VII. Economics of Production and Markets:

Income and production costs for guar vary from year to year and according to soil types. Production costs often vary by $20 to $40/acre between farms because of different fertilizer usage and other production practices.

Demand for guar is increasing because of the wide use of the gum in more products and efforts of dealers to obtain a larger percentage of the gum from domestic sources. Growth in the early 1980s was estimated at 10% annually. Grade factors considered by the purchaser are the moisture, foreign material and test weight. Identify a market and secure a contract, if possible, before growing guar for bean production.

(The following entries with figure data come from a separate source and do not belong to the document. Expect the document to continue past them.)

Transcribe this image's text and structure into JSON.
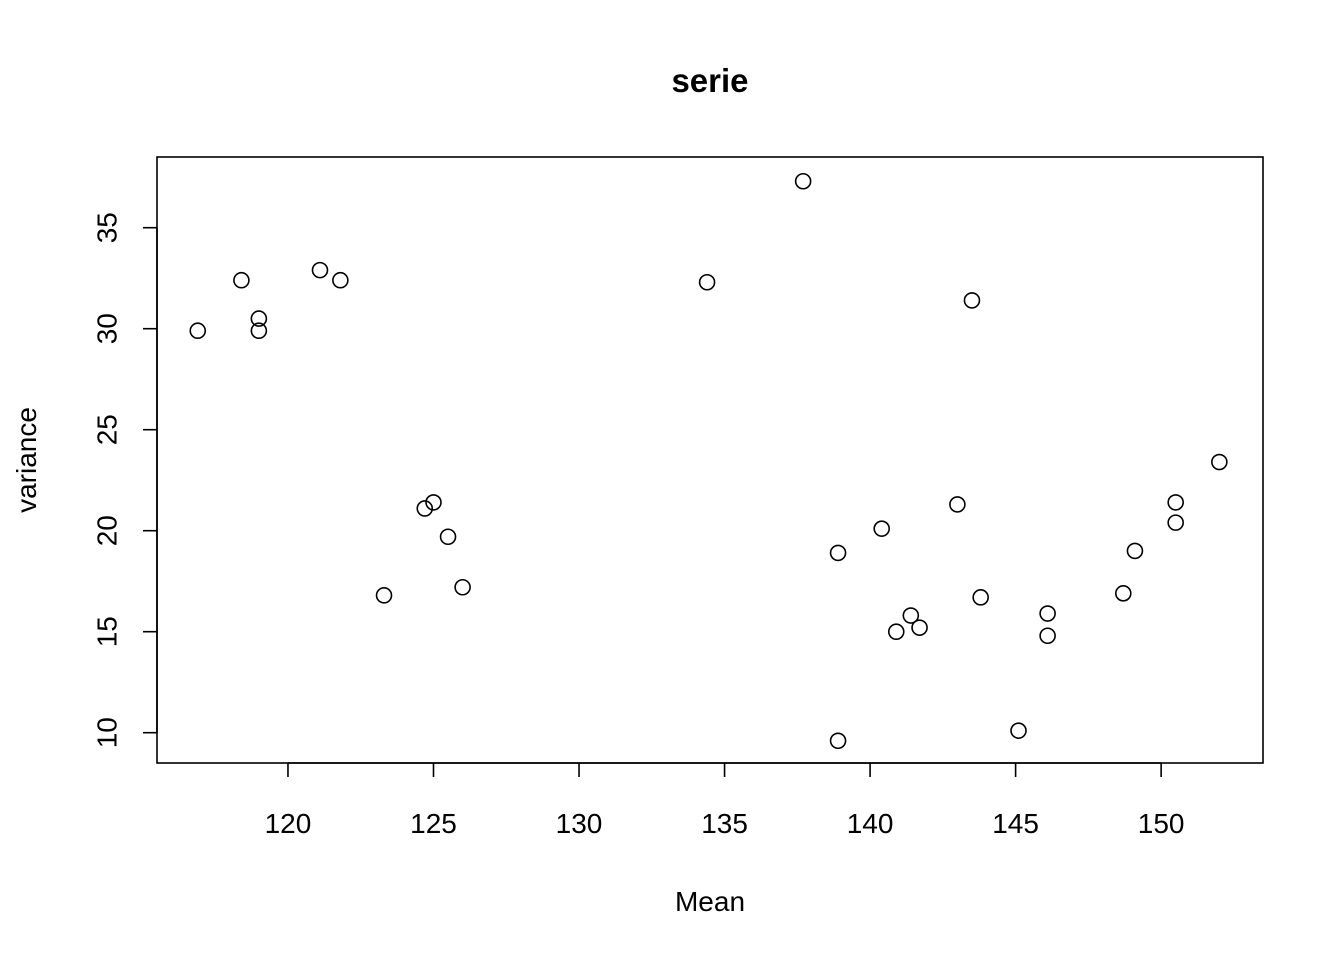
{
  "chart_data": {
    "type": "scatter",
    "title": "serie",
    "xlabel": "Mean",
    "ylabel": "variance",
    "xlim": [
      115.5,
      153.5
    ],
    "ylim": [
      8.5,
      38.5
    ],
    "xticks": [
      120,
      125,
      130,
      135,
      140,
      145,
      150
    ],
    "yticks": [
      10,
      15,
      20,
      25,
      30,
      35
    ],
    "grid": false,
    "legend": "none",
    "marker": "open-circle",
    "points": [
      {
        "x": 116.9,
        "y": 29.9
      },
      {
        "x": 118.4,
        "y": 32.4
      },
      {
        "x": 119.0,
        "y": 30.5
      },
      {
        "x": 119.0,
        "y": 29.9
      },
      {
        "x": 121.1,
        "y": 32.9
      },
      {
        "x": 121.8,
        "y": 32.4
      },
      {
        "x": 123.3,
        "y": 16.8
      },
      {
        "x": 124.7,
        "y": 21.1
      },
      {
        "x": 125.0,
        "y": 21.4
      },
      {
        "x": 125.5,
        "y": 19.7
      },
      {
        "x": 126.0,
        "y": 17.2
      },
      {
        "x": 134.4,
        "y": 32.3
      },
      {
        "x": 137.7,
        "y": 37.3
      },
      {
        "x": 138.9,
        "y": 18.9
      },
      {
        "x": 138.9,
        "y": 9.6
      },
      {
        "x": 140.4,
        "y": 20.1
      },
      {
        "x": 140.9,
        "y": 15.0
      },
      {
        "x": 141.4,
        "y": 15.8
      },
      {
        "x": 141.7,
        "y": 15.2
      },
      {
        "x": 143.0,
        "y": 21.3
      },
      {
        "x": 143.5,
        "y": 31.4
      },
      {
        "x": 143.8,
        "y": 16.7
      },
      {
        "x": 145.1,
        "y": 10.1
      },
      {
        "x": 146.1,
        "y": 15.9
      },
      {
        "x": 146.1,
        "y": 14.8
      },
      {
        "x": 148.7,
        "y": 16.9
      },
      {
        "x": 149.1,
        "y": 19.0
      },
      {
        "x": 150.5,
        "y": 21.4
      },
      {
        "x": 150.5,
        "y": 20.4
      },
      {
        "x": 152.0,
        "y": 23.4
      }
    ]
  }
}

The value of guar as a soil builder to increase yields of succeeding crops should not be overlooked when considering guar as an alternative crop.

VIII. Information Sources:

Guar: A Potential Industrial Crop for the Dry Tropics of Australia. 1982. K.J. Jackson, J.A. Doughton. J. of the Australia Inst. of Agric. Science.

Kinman and Esser - New Guar Varieties. 1975. Texas Agricultural Experiment Station Bulletin L-1356. Texas A&M University System, College Station, Texas.

Lewis - A New Guar Variety. 1986. R.E. Stafford. Texas Agricultural Experiment Station Bulletin L-2177. Texas A&M University System, College Station, Texas.

Keys to Profitable Guar Production. L.D. Tripp, D.A. Lovelace, E.P. Boring. Texas Agricultural Extension Service Bulletin B-1399. Texas A&M University System, College Station, Texas.

Guar: Production, Nutrition and Industrial Use. 1979. R. Whistler, and T. Hymowitz. Purdue University Press, Lafayette, Indiana 47907.